Le vignette della serie “Visti da lontano” credo siano nate da una serie di circostanze concomitanti: 1) la vena satirica di cui ho già detto; 2) il desiderio che ho sempre avuto di provarmi anche nell’arte vignettistica; 3) il tempo a disposizione ridotto, laddove buona parte delle mie ore di questi anni straordinari sono interamente dedicate allo studio e alla ricerca; 4) et, dulcis in fundo, la coscienza di non dover far morire la voce critica che ritengo di essere… Questo, di fatto, sarebbe il più grande peccato di cui dovrei rendere conto, al mio stesso spirito, dopo il passaggio ad altro stato dell’Essere… e preferirei evitarlo.

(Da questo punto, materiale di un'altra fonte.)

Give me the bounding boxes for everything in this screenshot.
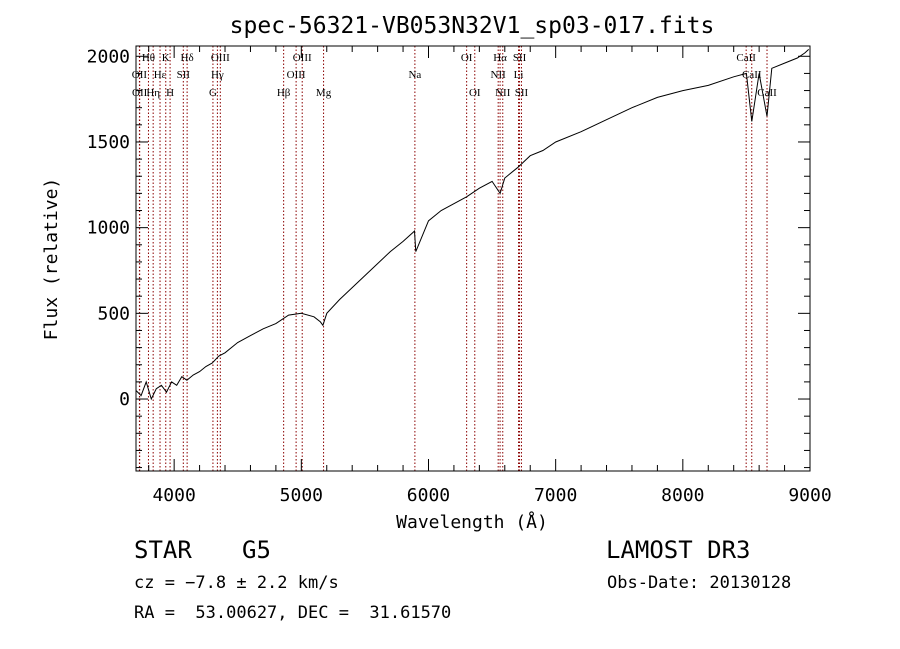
line-label: NII <box>491 69 507 81</box>
x-tick-label: 6000 <box>407 485 450 506</box>
ra-dec-coordinates: RA = 53.00627, DEC = 31.61570 <box>134 603 452 623</box>
line-markers <box>138 46 768 471</box>
y-axis: 0 500 1000 1500 2000 <box>87 46 810 469</box>
line-label: H <box>166 87 174 99</box>
line-label: SII <box>515 87 529 99</box>
y-tick-label: 2000 <box>87 46 130 67</box>
survey-name: LAMOST DR3 <box>606 536 751 564</box>
line-label: Li <box>514 69 524 81</box>
line-label: Hε <box>154 69 167 81</box>
line-label: Hα <box>493 52 507 64</box>
line-label: OIII <box>293 52 312 64</box>
x-axis: 4000 5000 6000 7000 8000 9000 <box>148 46 832 506</box>
line-label: G <box>209 87 217 99</box>
line-label: Hγ <box>211 69 224 81</box>
line-label: SII <box>177 69 191 81</box>
y-tick-label: 1500 <box>87 132 130 153</box>
chart-title: spec-56321-VB053N32V1_sp03-017.fits <box>230 13 715 39</box>
line-label: OI <box>469 87 481 99</box>
x-tick-label: 8000 <box>661 485 704 506</box>
x-tick-label: 9000 <box>788 485 831 506</box>
line-label: Na <box>408 69 421 81</box>
line-label: Hθ <box>142 52 155 64</box>
redshift-velocity: cz = −7.8 ± 2.2 km/s <box>134 573 339 593</box>
object-subclass: G5 <box>242 536 271 564</box>
x-tick-label: 4000 <box>152 485 195 506</box>
line-label: NII <box>495 87 511 99</box>
observation-date: Obs-Date: 20130128 <box>607 573 792 593</box>
line-label: Hη <box>146 87 160 99</box>
x-axis-label: Wavelength (Å) <box>396 511 548 533</box>
y-tick-label: 0 <box>119 389 130 410</box>
line-label: CaII <box>736 52 756 64</box>
x-tick-label: 5000 <box>280 485 323 506</box>
line-label: OII <box>132 87 148 99</box>
y-axis-label: Flux (relative) <box>41 178 62 341</box>
line-label: OII <box>132 69 148 81</box>
line-label: OIII <box>211 52 230 64</box>
spectrum-series <box>135 49 810 401</box>
line-label: OIII <box>287 69 306 81</box>
object-class: STAR <box>134 536 192 564</box>
y-tick-label: 500 <box>97 303 130 324</box>
line-label: CaII <box>757 87 777 99</box>
plot-frame <box>135 45 811 472</box>
line-label: K <box>162 52 170 64</box>
line-label: Hδ <box>181 52 194 64</box>
x-tick-label: 7000 <box>534 485 577 506</box>
line-label: Mg <box>316 87 332 99</box>
y-tick-label: 1000 <box>87 218 130 239</box>
line-label: OI <box>461 52 473 64</box>
line-label: SII <box>513 52 527 64</box>
line-label: Hβ <box>277 87 291 99</box>
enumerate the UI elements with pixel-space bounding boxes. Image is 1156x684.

Sebbene indegnamente, preferirei pure stare tra i Guareschi e gli altri rari spiriti che ammiro, i quali hanno pagato caro l’anelito verso l’etica e la libertà; di contro, vorrei stare ben “lontana” (appunto!), dalla cosiddetta “intelligentsia” che è tale in virtù del politico di riferimento che la fa esistere. Anche per questo, di tanto in tanto, quando ci sarà tempo, quando le sconcezze mediatico-politiche che leggiamo si faranno notare per il carico di “monnezza” che le connota, ci sarà una vignetta di “Visti da lontano”.

Visti da lontano, voglio ribadirlo e sottolinearlo una volta di più con decisione… da vicino spero mai, pena la morte di tutto ciò che essendo io sono stata pensata per essere!